A grande questão é que
os alunos precisam ser mais desafiados e todas estas tecnologias são
muito simples para eles. Se o objetivo é que aprendam algo novo ou
sistematizem algum conhecimento, por que criarmos apenas joguinhos se
eles mesmos poderiam desenvolvê-los utilizando todos estes programas? Os
alunos apresentam muita facilidade no uso das TIC, porém raramente são
colocados em situações em que precisam criar perguntas e planejar
respostas adequadas, o que é bem mais desafiador do que simplesmente
resolver uma atividade de perguntas e respostas. Que tal propor que
criem aulas interativas utilizando alguns softwares adequados e as
troquem com os outros colegas?
Todos os anos participo como jurada de um
concurso promovido pelo Visual Class,
software de autoria em que os alunos criam aulas a partir de pesquisas e
compartilham o conteúdo produzido com outros alunos. Com esse software,
eles mesmos contam como aprenderam a utilizar o aplicativo e o que
aprenderam sobre o assunto pesquisado. Em experiências como esta, não é o
professor que se preocupa com a tecnologia e sim os alunos que aliás,
fazem isso muito bem. O papel do professor é justamente de orientador
da aprendizagem, com foco no currículo e em todos os aspectos
pedagógicos necessários para que a produção a ser feita seja coerente
com os objetivos propostos.
- Trabalhar atividades interativas com os alunos
Antes de criar qualquer material, é preciso avaliar o que já existe.

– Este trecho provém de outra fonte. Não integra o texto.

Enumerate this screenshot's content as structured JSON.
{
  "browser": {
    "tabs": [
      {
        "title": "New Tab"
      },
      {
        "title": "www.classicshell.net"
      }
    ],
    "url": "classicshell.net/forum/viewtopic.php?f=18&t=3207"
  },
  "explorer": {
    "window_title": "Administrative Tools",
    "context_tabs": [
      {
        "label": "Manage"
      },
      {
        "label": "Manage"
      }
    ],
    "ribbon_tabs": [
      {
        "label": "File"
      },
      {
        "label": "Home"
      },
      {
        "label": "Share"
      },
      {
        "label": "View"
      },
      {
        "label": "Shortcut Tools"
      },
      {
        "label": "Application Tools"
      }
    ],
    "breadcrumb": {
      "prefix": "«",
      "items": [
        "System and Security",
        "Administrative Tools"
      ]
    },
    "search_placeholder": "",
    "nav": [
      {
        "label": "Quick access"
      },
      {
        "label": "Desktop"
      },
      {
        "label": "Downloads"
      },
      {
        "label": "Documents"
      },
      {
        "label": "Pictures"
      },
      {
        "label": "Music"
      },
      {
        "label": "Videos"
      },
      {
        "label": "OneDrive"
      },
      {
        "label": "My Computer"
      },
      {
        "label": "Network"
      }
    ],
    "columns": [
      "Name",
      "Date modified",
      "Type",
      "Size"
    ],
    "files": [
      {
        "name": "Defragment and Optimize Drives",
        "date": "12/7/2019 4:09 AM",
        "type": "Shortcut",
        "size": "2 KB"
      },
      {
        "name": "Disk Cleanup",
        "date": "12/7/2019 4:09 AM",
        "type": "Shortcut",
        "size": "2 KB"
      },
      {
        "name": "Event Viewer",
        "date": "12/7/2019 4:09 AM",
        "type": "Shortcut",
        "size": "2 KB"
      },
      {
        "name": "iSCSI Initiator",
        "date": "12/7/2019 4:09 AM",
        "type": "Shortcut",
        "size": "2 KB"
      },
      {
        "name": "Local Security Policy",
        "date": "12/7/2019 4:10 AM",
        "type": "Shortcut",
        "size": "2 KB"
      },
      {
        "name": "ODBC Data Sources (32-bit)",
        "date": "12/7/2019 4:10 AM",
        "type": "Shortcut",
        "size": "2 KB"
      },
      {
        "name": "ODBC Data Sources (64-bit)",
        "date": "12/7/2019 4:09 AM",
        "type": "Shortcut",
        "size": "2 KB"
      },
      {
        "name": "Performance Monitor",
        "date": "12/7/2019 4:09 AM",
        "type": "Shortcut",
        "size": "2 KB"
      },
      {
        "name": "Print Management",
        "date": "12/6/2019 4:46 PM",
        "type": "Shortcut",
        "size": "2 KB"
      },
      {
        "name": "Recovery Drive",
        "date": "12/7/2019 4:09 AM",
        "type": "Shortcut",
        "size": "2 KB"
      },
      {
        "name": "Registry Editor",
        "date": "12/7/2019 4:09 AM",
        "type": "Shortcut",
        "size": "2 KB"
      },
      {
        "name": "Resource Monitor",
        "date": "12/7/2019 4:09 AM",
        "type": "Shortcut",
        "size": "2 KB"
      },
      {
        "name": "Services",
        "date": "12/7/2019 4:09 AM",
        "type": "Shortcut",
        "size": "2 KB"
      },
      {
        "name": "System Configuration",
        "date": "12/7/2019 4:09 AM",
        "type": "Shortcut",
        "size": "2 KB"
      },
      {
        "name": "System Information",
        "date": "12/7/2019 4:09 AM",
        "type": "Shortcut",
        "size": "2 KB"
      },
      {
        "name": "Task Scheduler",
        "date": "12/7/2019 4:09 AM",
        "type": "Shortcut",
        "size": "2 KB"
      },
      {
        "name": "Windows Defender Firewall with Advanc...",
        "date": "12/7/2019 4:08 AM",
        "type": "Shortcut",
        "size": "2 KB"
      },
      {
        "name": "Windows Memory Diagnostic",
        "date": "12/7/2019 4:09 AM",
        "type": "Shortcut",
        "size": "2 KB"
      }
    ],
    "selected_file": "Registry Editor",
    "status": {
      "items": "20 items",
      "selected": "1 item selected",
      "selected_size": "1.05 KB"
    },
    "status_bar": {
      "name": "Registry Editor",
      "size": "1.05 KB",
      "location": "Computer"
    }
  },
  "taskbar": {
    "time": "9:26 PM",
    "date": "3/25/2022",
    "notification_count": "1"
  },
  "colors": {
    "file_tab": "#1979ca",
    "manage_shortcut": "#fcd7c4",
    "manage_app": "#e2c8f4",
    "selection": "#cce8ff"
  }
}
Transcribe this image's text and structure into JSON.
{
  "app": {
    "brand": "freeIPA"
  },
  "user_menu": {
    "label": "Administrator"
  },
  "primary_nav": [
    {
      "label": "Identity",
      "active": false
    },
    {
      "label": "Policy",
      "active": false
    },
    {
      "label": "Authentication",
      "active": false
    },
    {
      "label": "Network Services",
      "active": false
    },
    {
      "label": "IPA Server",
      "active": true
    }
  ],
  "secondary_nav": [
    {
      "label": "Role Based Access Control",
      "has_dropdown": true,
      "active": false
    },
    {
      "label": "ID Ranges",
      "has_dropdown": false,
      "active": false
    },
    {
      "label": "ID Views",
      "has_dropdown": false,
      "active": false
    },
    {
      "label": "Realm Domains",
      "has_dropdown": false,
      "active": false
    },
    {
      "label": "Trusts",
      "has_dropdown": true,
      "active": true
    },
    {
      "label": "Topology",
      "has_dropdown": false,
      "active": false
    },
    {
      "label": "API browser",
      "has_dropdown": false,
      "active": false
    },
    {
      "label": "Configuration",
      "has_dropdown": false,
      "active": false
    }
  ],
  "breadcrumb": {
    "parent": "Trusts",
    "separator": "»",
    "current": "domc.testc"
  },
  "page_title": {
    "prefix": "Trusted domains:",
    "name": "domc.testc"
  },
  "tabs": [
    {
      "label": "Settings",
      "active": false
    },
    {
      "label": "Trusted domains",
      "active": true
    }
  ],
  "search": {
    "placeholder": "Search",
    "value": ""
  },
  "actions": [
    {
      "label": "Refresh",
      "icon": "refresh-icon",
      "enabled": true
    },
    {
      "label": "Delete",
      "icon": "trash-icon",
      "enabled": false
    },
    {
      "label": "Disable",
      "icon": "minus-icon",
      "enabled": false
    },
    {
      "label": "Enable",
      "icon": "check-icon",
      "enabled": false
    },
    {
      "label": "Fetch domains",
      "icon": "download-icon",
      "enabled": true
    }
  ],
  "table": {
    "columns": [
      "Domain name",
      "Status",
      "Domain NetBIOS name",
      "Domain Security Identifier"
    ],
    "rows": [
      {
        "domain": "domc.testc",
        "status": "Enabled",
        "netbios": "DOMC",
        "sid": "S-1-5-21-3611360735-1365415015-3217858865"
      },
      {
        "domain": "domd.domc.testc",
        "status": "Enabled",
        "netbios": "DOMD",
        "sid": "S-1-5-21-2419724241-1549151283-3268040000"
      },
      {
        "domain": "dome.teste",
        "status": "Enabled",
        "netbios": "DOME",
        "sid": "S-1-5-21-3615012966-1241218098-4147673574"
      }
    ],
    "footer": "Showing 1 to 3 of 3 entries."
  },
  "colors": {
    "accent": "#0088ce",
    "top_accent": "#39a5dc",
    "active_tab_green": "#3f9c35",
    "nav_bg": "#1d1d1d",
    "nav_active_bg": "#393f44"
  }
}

Atualmente temos diversos portais que organizam objetos educacionais e
podem ser utilizados com os alunos. Muitas dessas atividades podem ser
bem interessantes, mas sozinhas geralmente não são suficientes para
garantir as necessidades de aprendizagem propostas pelas diferentes
escolas. Sempre é preciso pensar como ir além do que foi proposto e que
tipo de produção os alunos poderão realizar. Se o aluno apenas resolver
as atividades, logo esquecerá o que foi trabalhado. Alguns portais
disponibilizam planos de aula com o objetivo de ampliar o uso dos
objetos – vale a pena consultá-los, adaptando-os à realidade de cada
turma.
Em alguns momentos, a exploração de uma atividade interativa pode
contribuir como uma sensibilização para um determinado tema ou assunto.
Quem sabe o professor não consegue organizar um trabalho mais
aprofundado em que os alunos possam mais tarde construir animações,
vídeos ou objetos interativos que sejam aproveitados por toda a escola? O
professor
Guilherme Erwin Hartung criou uma metodologia para isso utilizando um software bem bacana desenvolvido pelo MIT , chamado
Scratch. Com este trabalho já foi finalista de dois prêmios (
Microsoft e
Instituto Claro).
- Corrigir textos que serão publicados ou apresentados pelos alunos
Elaborar atividades coletivas em blogs, jornais escolares e
apresentações são uma ótima proposta, porém os processos de orientação
da pesquisa, análise de informações, produção de texto e publicação são
desafiadores para professores e alunos.
Há muitos educadores que preferem levar toda a produção feita pelos
alunos para correção fora da presença deles. Além de bastante trabalhosa
para o professor, a atitude pouco ajuda a turma a aprimorar seu
trabalho. O ideal é realmente valorizar os processos de produção de
texto, orientando-os durante a própria aula e incentivando que um ajude
ao outro. Um
checklist com todos os aspectos que deverão ser
revisados na produção pode ser utilizado, o que fará com que fiquem mais
atentos à própria produção e também à possibilidade de colaborarem com
os demais colegas, aprendendo muito mais.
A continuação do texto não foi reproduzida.